Selanjutnya bank dan kantor; pusat rekreasi; lembaga penyiaran televisi; lembaga penyiaran radio; hotel termasuk kamar hotel, dan fasilitas hotel; terakhir usaha karaoke.
https://maymovie98.com/movies/fate-stay-night-heavens-feel-ii-lost-butterfly/
Benarkah Banyak Proyek Mangkrak di Era Erick Thohir?

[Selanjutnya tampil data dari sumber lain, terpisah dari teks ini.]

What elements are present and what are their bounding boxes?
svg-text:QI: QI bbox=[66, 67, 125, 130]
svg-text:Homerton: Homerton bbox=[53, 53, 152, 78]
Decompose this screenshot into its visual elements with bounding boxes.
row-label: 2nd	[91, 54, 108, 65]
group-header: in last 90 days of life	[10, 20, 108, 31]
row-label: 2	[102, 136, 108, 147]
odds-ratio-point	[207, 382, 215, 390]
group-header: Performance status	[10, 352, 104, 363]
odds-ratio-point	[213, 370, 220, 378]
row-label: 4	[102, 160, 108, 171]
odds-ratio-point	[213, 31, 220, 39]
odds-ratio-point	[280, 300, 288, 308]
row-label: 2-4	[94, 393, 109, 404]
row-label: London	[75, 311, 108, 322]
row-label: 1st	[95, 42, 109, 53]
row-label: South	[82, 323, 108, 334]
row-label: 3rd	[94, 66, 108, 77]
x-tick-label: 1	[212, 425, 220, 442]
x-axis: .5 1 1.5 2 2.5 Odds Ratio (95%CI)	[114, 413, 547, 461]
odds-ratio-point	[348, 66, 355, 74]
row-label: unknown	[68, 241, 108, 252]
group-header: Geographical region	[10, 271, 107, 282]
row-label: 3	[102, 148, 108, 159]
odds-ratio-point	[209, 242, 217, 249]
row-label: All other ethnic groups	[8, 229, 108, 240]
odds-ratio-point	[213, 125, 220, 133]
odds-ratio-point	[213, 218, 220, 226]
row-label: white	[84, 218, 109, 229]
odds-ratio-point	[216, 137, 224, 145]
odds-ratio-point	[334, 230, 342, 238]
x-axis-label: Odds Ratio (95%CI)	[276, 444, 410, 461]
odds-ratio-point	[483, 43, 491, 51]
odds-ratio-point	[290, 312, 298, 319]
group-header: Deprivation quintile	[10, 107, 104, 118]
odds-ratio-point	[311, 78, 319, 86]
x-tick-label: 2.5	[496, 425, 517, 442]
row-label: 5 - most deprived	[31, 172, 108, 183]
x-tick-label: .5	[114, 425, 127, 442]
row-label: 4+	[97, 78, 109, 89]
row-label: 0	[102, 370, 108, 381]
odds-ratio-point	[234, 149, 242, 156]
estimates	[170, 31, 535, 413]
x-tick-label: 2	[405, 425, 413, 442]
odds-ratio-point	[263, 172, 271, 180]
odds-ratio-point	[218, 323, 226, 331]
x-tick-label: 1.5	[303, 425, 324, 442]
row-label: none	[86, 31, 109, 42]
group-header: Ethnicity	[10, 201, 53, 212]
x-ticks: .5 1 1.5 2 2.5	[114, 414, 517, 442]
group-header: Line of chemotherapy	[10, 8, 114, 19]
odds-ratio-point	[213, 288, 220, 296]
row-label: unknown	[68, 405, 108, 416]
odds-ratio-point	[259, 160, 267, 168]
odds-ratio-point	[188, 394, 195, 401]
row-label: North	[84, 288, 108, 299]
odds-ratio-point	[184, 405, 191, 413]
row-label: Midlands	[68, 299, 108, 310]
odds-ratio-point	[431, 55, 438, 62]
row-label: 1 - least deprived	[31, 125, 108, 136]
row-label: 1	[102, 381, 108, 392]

Eks Sekretaris Kementerian BUMN Said Didu menyebut Menteri BUMN Erick Thohir akan mewarisi proyek-proyek mangkrak. Sebab, sejumlah proyek infrastruktur yang tidak layak secara ekonomi rampung di tahun 2021.
Proyek-proyek yang sudah jadi tersebut menanggung tiga beban sekaligus yakni beban operasional, beban bayar utang dan beban penyusutan.
"Saya paham betul, dan ini sebenarnya itu istilahnya Bung Arya kalau sudah hadir, Bung Arya dan Pak Erick Thohir panen proyek mangkrak," katanya dalam diskusi Narasi Institute, Jumat (8/4/2021).
Said Didu pun menjelaskan penyebab kinerja BUMN karya tertekan. Dia bilang, salah satunya disebabkan karena BUMN menggarap proyek-proyek yang tidak layak secara ekonomi.
Menurutnya, sesuai UU BUMN apabila pemerintah memberikan penugasan kepada BUMN dan tidak layak secara ekonomi maka pemerintah harus menanggung biayanya ditambah margin. Pemerintah telah bekerja dengan baik karena memberikan penyertaan modal negara (PMN) pada 2016-2017.
Namun, setelah itu PMN tidak diberikan sehingga BUMN pun melanjutkan pekerjaan dengan mencari utang.
"Kalau utang saya yakin betul karena margin, net margin rata-rata jasa konstruksi 4% net marginnya maka kalau mengambil utang yang bunganya 11-12% maka dipastikan akan rugi karena net marginnya rendah sekali," katanya.
Said Didu memperkirakan proyek-proyek tersebut mangkrak karena tidak mendapat PMN.
"Karena saya sudah perkirakan 2018-2019 bahwa kalau tidak ada PMN maka 2021 pasti proyek-proyek tersebut mangkrak," katanya.